What do these differences have to do with politicized intelligence? My research finds that leaders are more likely to manipulate estimates when they make strong policy commitments in the face of substantial domestic opposition. In these circumstances, as was the case in the Vietnam era, they have incentives to enlist intelligence to help win domestic political battles. But when policy commitments are uncertain and opposition is weak or unfocused, they have less need to lean on intelligence. That may be why there is no evidence that the administration is involved in the alleged dispute between DIA and CENTCOM.
So if this not a clear case of top-down politicization, what is it? While we can only speculate given the lack of detail in the Times piece, the story appears similar to a recent controversy over intelligence in Afghanistan. In 2011, then-CIA director Gen. David Petraeus tried to modify the assessment process to give more weight to the opinions of troops in the fight. The argument was that soldiers had the benefit of more current information, which meant that they were able to see signs of progress that were invisible to CIA analysts in Langley. At the time, Gen. Petraeus was cautiously optimistic that the surge in Afghanistan had produced “fragile but reversible” gains against the Taliban. The CIA was apparently less sanguine, and some analysts suspected that his proposal was an unsubtle way of forcing them to support his view.
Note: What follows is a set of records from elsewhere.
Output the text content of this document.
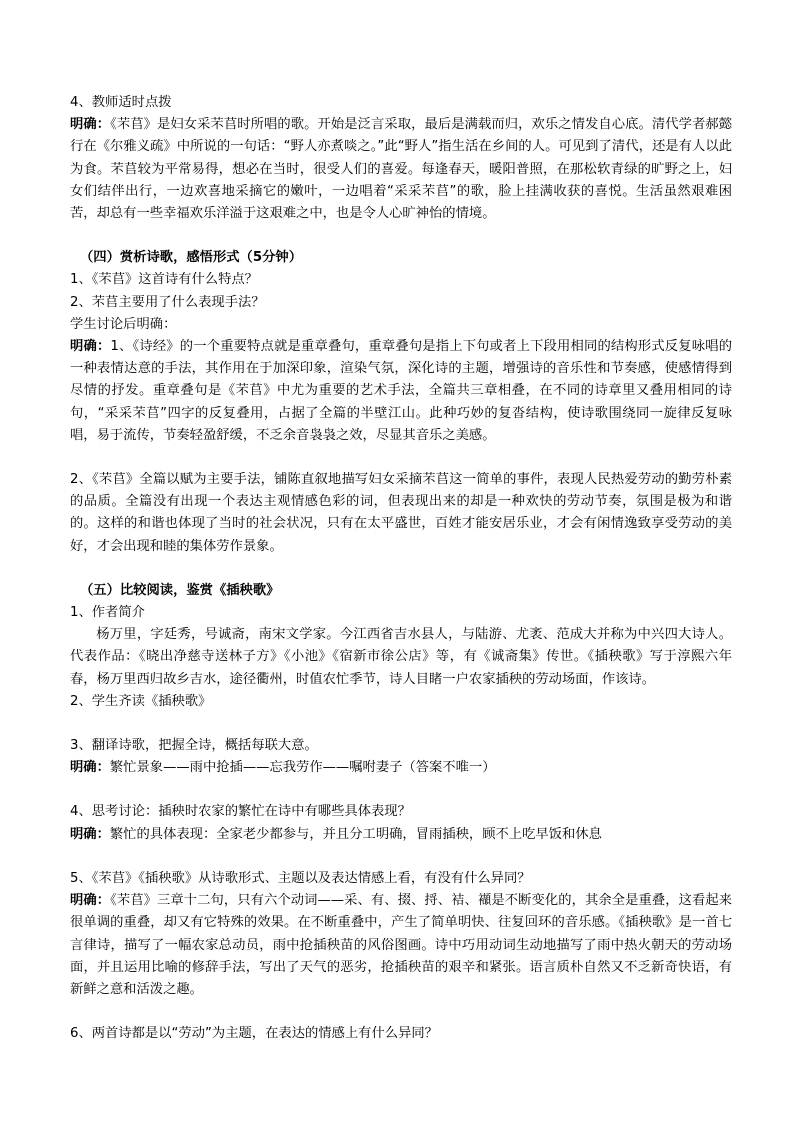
4、教师适时点拨

明确：《芣苢》是妇女采芣苢时所唱的歌。开始是泛言采取，最后是满载而归，欢乐之情发自心底。清代学者郝懿行在《尔雅义疏》中所说的一句话：“野人亦煮啖之。”此“野人”指生活在乡间的人。可见到了清代，还是有人以此为食。芣苢较为平常易得，想必在当时，很受人们的喜爱。每逢春天，暖阳普照，在那松软青绿的旷野之上，妇女们结伴出行，一边欢喜地采摘它的嫩叶，一边唱着“采采芣苢”的歌，脸上挂满收获的喜悦。生活虽然艰难困苦，却总有一些幸福欢乐洋溢于这艰难之中，也是令人心旷神怡的情境。

（四）赏析诗歌，感悟形式（5分钟）

1、《芣苢》这首诗有什么特点？

2、芣苢主要用了什么表现手法？

学生讨论后明确：

明确：1、《诗经》的一个重要特点就是重章叠句，重章叠句是指上下句或者上下段用相同的结构形式反复咏唱的一种表情达意的手法，其作用在于加深印象，渲染气氛，深化诗的主题，增强诗的音乐性和节奏感，使感情得到尽情的抒发。重章叠句是《芣苢》中尤为重要的艺术手法，全篇共三章相叠，在不同的诗章里又叠用相同的诗句，“采采芣苢”四字的反复叠用，占据了全篇的半壁江山。此种巧妙的复沓结构，使诗歌围绕同一旋律反复咏唱，易于流传，节奏轻盈舒缓，不乏余音袅袅之效，尽显其音乐之美感。

2、《芣苢》全篇以赋为主要手法，铺陈直叙地描写妇女采摘芣苢这一简单的事件，表现人民热爱劳动的勤劳朴素的品质。全篇没有出现一个表达主观情感色彩的词，但表现出来的却是一种欢快的劳动节奏，氛围是极为和谐的。这样的和谐也体现了当时的社会状况，只有在太平盛世，百姓才能安居乐业，才会有闲情逸致享受劳动的美好，才会出现和睦的集体劳作景象。

（五）比较阅读，鉴赏《插秧歌》

1、作者简介

杨万里，字廷秀，号诚斋，南宋文学家。今江西省吉水县人，与陆游、尤袤、范成大并称为中兴四大诗人。代表作品：《晓出净慈寺送林子方》《小池》《宿新市徐公店》等，有《诚斋集》传世。《插秧歌》写于淳熙六年春，杨万里西归故乡吉水，途径衢州，时值农忙季节，诗人目睹一户农家插秧的劳动场面，作该诗。

2、学生齐读《插秧歌》

3、翻译诗歌，把握全诗，概括每联大意。

明确：繁忙景象——雨中抢插——忘我劳作——嘱咐妻子（答案不唯一）

4、思考讨论：插秧时农家的繁忙在诗中有哪些具体表现？

明确：繁忙的具体表现：全家老少都参与，并且分工明确，冒雨插秧，顾不上吃早饭和休息

5、《芣苢》《插秧歌》从诗歌形式、主题以及表达情感上看，有没有什么异同？

明确：《芣苢》三章十二句，只有六个动词——采、有、掇、捋、袺、襭是不断变化的，其余全是重叠，这看起来很单调的重叠，却又有它特殊的效果。在不断重叠中，产生了简单明快、往复回环的音乐感。《插秧歌》是一首七言律诗，描写了一幅农家总动员，雨中抢插秧苗的风俗图画。诗中巧用动词生动地描写了雨中热火朝天的劳动场面，并且运用比喻的修辞手法，写出了天气的恶劣，抢插秧苗的艰辛和紧张。语言质朴自然又不乏新奇快语，有新鲜之意和活泼之趣。

6、两首诗都是以“劳动”为主题，在表达的情感上有什么异同？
A similar fight among bureaucracies might be going on today. Perhaps officials are letting their policy preferences affect their conclusions, even to the point of violating standard procedures for writing and editing intelligence reports. Such mischief could come from either direction. CENTCOM might be manipulating draft reports to paint an unrealistically rosy picture of progress in the war, as critics suspect. But it is also possible that DIA analysts are exaggerating their pessimism to feed the narrative that ISIS is winning and that the United States must do much more.
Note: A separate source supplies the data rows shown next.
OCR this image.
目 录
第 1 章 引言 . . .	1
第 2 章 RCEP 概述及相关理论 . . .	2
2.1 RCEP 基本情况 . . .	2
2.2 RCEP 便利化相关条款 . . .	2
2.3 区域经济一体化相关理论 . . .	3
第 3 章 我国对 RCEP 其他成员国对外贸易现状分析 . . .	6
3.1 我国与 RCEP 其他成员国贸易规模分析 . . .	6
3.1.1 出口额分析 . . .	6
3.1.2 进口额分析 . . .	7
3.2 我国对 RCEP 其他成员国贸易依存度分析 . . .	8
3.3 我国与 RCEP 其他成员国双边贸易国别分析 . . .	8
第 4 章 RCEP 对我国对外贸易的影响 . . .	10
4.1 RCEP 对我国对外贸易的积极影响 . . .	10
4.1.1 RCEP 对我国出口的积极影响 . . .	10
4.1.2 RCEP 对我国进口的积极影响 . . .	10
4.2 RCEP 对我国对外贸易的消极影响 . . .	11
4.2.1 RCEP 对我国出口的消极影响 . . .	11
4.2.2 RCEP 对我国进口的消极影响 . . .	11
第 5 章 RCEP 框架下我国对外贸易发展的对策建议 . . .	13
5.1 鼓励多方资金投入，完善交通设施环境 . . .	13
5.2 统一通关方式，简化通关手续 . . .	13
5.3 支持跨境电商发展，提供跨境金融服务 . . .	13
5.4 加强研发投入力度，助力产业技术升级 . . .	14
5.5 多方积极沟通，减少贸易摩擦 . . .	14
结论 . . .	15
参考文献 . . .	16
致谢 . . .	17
Of course, there is a more mundane explanation. This story may not be about politicization at all. Rather, it might be about analysts with different measurement criteria talking past each other. If CENTCOM is satisfied that the air campaign is killing significant numbers of ISIS fighters without risking U.S. troops, then it might reasonably view the effort so far as a success. But if DIA analysts believe that success requires recapturing ISIS-held territory and signs of political progress in Iraq and Syria, then its conclusions will obviously be more negative. Since the administration’s definition of victory is open to multiple interpretations, it would not be surprising to learn that analysts are making up their own.
Joshua Rovner is the John Goodwin Tower Distinguished Chair of International Politics and National Security, Associate Professor of Political Science, and Director of Studies at the Tower Center for Political Studies at Southern Methodist University.